The physical earth is not under consideration in reference to the new heavens and new earth that are to come. As Isaiah did not bring into consideration the physical world when he revealed the new heavens and new earth in the church, so Peter is not considering the physical world when comparing the present “new heavens and new earth” (the church) of Isaiah’s prophecy with the future new heavens and new earth in eternal glory. Peter was simply directing us to a new environment as opposed to this one of persecution, ridicule, mockery and scoffing by unbelievers. The one to come will be a dwelling place of righteousness.

We must keep in mind that the bodily resurrected Christian will not be a “floating spirit” in an environment of space. In the context, Peter was possibly emphasizing the “location” wherein dwells the “righteous saints.” This interpretation would be affirmed by viewing the new heavens and new earth in contrast to the present heaven and earth that are being “kept in store” by the word of God (See 2 Pt 3:7). Could it be that as the world and heavens were changed by the global flood of Noah’s day, so this present natural environment of the world will be “restructured” by “fire” that will destroy this world as we know it?

As “the world that then existed perished” (2 Pt 3:6), so this present world that exists will also perish. The world certainly did not disintegrate after the flood. It was only drastically changed. Peter seems to suggest the same in reference to the present environment in which we now live. However, we must keep in mind that the flood of Noah’s day is the best illustration of the destruction of this present world that the Holy Spirit could use to help us metaphorically to understand that which is to come. Simply because the world was not completely destroyed in the flood does not necessarily mean that it will not be at the end of time.

However, the heavens and the earth were radically changed by the flood of Noah’s day. The heavens that was a universal covering (firmament) before the flood was brought down to earth in a forty-day rain (Gn 7:4). The face of the earth itself was drastically changed by the hydraulic forces of the waters that went to and fro upon the face of the earth.

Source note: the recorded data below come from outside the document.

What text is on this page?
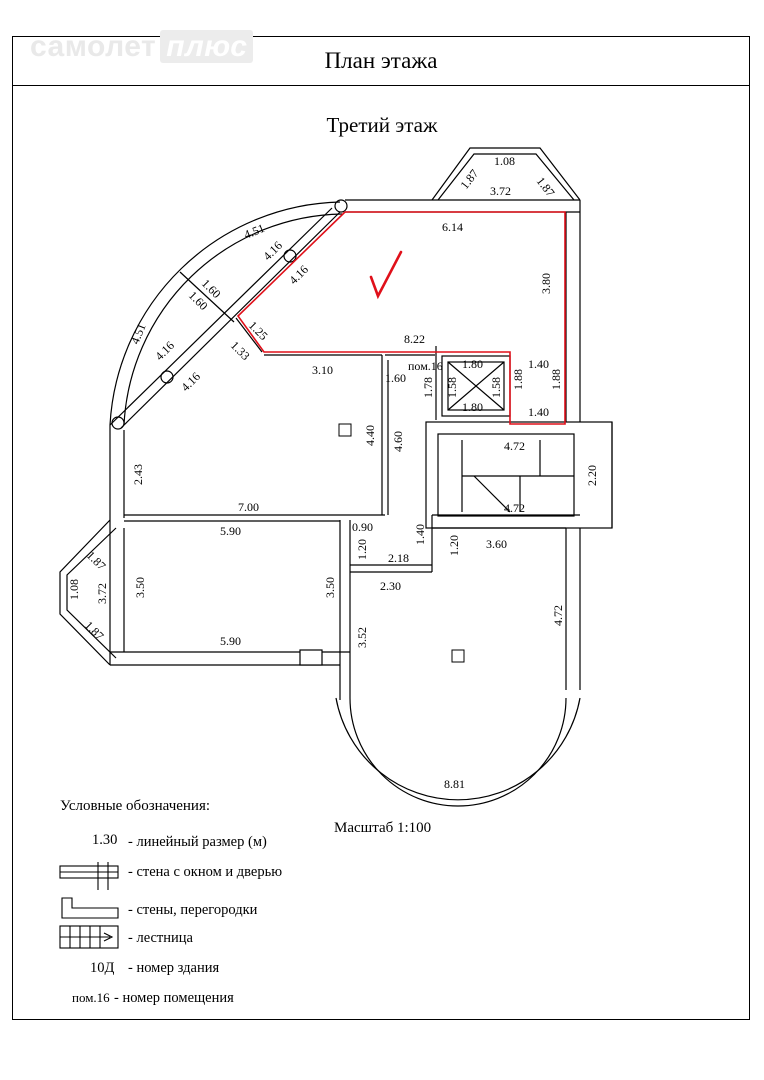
самолет плюс	План этажа
Третий этаж
1.08
1.87	1.87
3.72
6.14
4.51
4.51
4.16
4.16
4.16
4.16
1.60
1.60
1.25
1.33
3.80
8.22
пом.16
3.10
1.60 1.78 1.58	1.58
1.80
1.80
1.88 1.88
1.40
1.40
4.40 4.60
2.43
4.72
4.72
2.20
7.00
5.90
5.90
0.90
1.20	1.20
1.40
2.18
2.30
3.60
1.87
1.87
1.08 3.72 3.50	3.50
3.52
4.72
8.81
Условные обозначения:
Масштаб 1:100
1.30 - линейный размер (м)
- стена с окном и дверью
- стены, перегородки
- лестница
10Д - номер здания
пом.16 - номер помещения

When the flood was over, Noah and his family indeed stepped out of the ark into a new heavens and new earth. Imagine being able to see the moon and stars for the first time because they had previously been obscured by the firmament of waters above the earth. Imagine experiencing rain for the first time and seeing a rainbow. Before the flood, rain was not needed because a mist came up from the earth in order to water all vegetation (Gn 2:6). But it was all new and different for Noah and his family after the flood. In like manner it will be after the consummation of all that we now experience in this world.

Whatever will transpire in the future, we look forward to a new heavens and earth wherein only the righteous will exist. Therefore, we are “looking for and hastening the coming of the day of God” (2 Pt 3:12). What this new environment will be for the righteous, we do not speculate. We simply believe that our resurrected and changed bodies will dwell in an environment that is suitable for a body that has put on incorruption and immortality. These are things about which we wonder. They are things for which we also hope.